Figure 4 Begg’s funnel plot for ERCC1 gene rs3212986 polymorphism and response to chemotherapy in gastric cancer.
Notes: (A) AA + CA versus CC. (B) AA versus CA. (C) AA versus CC.
Abbreviations: OR, odds ratio; SE, standard error.

Figure 5 Begg’s funnel plot for ERCC1 gene rs3212986 polymorphism and OS in gastric cancer.
Notes: (A) AA + CA versus CC. (B) AA versus CA. (C) AA versus CC.
Abbreviations: OR, odds ratio; OS, overall survival; SE, standard error.

Discussion

Patients with GC always show individualized response to platinum-based chemotherapy, which may result from hereditary factors by increasing the cell activity of biotransformation, the accumulation of intracellular, and the weakened capacity of DNA repairing.24

In recent years, a number of studies have investigated the roles of ERCC1 gene rs3212986 polymorphisms and serving as potential biomarkers for prognosis in GC. However, the results were inconsistent.

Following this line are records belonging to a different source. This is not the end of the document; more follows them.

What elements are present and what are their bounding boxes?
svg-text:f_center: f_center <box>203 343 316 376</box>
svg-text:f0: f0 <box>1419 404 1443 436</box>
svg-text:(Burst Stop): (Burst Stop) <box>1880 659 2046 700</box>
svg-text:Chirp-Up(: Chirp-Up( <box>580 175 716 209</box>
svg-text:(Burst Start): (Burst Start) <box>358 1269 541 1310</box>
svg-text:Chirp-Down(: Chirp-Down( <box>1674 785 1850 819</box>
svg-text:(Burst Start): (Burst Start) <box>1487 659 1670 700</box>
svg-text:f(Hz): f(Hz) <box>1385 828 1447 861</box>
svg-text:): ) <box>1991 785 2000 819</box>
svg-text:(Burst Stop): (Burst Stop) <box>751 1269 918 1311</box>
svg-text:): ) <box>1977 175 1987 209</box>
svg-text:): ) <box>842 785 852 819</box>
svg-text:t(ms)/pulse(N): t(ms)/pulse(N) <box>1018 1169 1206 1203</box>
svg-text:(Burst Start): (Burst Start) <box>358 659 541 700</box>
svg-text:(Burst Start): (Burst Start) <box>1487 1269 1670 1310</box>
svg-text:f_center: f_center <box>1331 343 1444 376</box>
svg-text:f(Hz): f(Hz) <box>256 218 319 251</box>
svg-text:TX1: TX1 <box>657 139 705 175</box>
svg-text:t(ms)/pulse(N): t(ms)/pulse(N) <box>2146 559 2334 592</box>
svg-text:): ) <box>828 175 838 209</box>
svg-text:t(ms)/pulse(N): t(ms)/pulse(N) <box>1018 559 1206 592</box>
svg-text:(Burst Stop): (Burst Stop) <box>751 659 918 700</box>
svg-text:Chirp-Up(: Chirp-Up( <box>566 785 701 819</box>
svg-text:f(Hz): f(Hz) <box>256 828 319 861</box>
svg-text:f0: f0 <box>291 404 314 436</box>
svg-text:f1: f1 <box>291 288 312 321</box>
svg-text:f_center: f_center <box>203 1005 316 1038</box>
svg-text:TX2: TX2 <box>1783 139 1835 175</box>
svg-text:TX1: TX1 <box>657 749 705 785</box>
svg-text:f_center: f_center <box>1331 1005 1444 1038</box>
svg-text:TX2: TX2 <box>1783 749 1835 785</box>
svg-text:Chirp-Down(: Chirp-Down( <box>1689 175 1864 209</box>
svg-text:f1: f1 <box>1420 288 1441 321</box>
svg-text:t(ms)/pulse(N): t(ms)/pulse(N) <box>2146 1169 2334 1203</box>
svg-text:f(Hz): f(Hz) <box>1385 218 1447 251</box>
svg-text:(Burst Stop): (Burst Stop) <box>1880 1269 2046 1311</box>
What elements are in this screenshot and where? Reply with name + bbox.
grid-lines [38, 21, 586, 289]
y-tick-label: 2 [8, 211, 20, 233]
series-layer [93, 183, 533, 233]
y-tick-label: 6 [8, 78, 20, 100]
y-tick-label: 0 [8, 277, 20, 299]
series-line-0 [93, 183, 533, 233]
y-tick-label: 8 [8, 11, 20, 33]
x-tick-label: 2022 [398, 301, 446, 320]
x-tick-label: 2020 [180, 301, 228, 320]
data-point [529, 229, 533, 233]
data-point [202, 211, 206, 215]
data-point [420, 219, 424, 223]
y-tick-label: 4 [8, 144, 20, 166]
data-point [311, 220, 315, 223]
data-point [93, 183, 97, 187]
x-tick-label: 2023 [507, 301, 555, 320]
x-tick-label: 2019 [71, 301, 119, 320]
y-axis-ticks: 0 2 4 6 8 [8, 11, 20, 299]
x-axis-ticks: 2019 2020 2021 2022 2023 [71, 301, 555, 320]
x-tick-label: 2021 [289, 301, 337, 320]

In this study, we described the meta-analysis findings of associations between ERCC1 gene rs3212986 and treatment outcomes of GC patients receiving chemotherapy. Our study identified that there was no significant association between the ERCC1 rs3212986 A/C polymorphism and response to chemotherapy in GC. This was inconsistent with the conclusion of some previous studies. Zheng et al13 have reported that the AA genotype of ERCC1 rs3212986 was associated with lower rates of complete remission and partial remission following chemotherapy in GC patients. Similarly, Bai et al16 discovered that patients carrying the GT and TT genotypes of rs3212986 showed a significantly poorer response to chemotherapy than did those carrying the GG genotype. In contrast to them, Zhong et al’s17 research showed no significant association between ERCC1 rs3212986 polymorphism and GC, which was consistent with our conclusions. Considering the reason, this may result from the complicated and multistep process and NER pathway factors might play an important role in functioning jointly to alter clinical outcome of GC. We further identified ERCC1 gene rs3212986 polymorphism and treatment outcomes of chemotherapy in GC. We did not find any significant association between the ERCC1 rs3212986 A/C polymorphisms and overall survival of GC. This was inconsistent with the results of abovementioned studies and the main reasons might be the differences in studies populations, study design, and sample size as well as by chance. To confirm or refute this result, well-designed studies with larger sample sizes and more ethnic groups are suggested performing to validate our conclusion.

Several limitations should not be ignored when interpreting the results. First, all eligible studies were from Chinese populations and our results were limited to this population. Therefore, more studies containing the full range of possible ethnic differences are needed to avoid the bias. Second, we had insufficient data to evaluate such interactions for the independent role of ERCC1 rs3212986 polymorphisms in GC in this study. Third, we did not perform subgroup analysis by sex, age, or different stages of cancer with limited data in primary studies. Last but not least, publication bias may have occurred due to only published studies included in this study. As a result, further biological and functional evidence is needed to confirm the genetic effects of ERCC1 rs3212986 A/C polymorphisms on GC.

Conclusion

This meta-analysis indicated that the ERCC1 rs3212986 A/C polymorphism was not associated with response to chemotherapy or overall time of GC in Chinese populations. This result should be interpreted cautiously. To confirm or refute this result, well-designed studies with larger sample sizes and more ethnic groups should be further performed to validate.

Acknowledgment

We are particularly thankful for the support from W Shi.

Disclosure

The authors report no conflicts of interest in this work.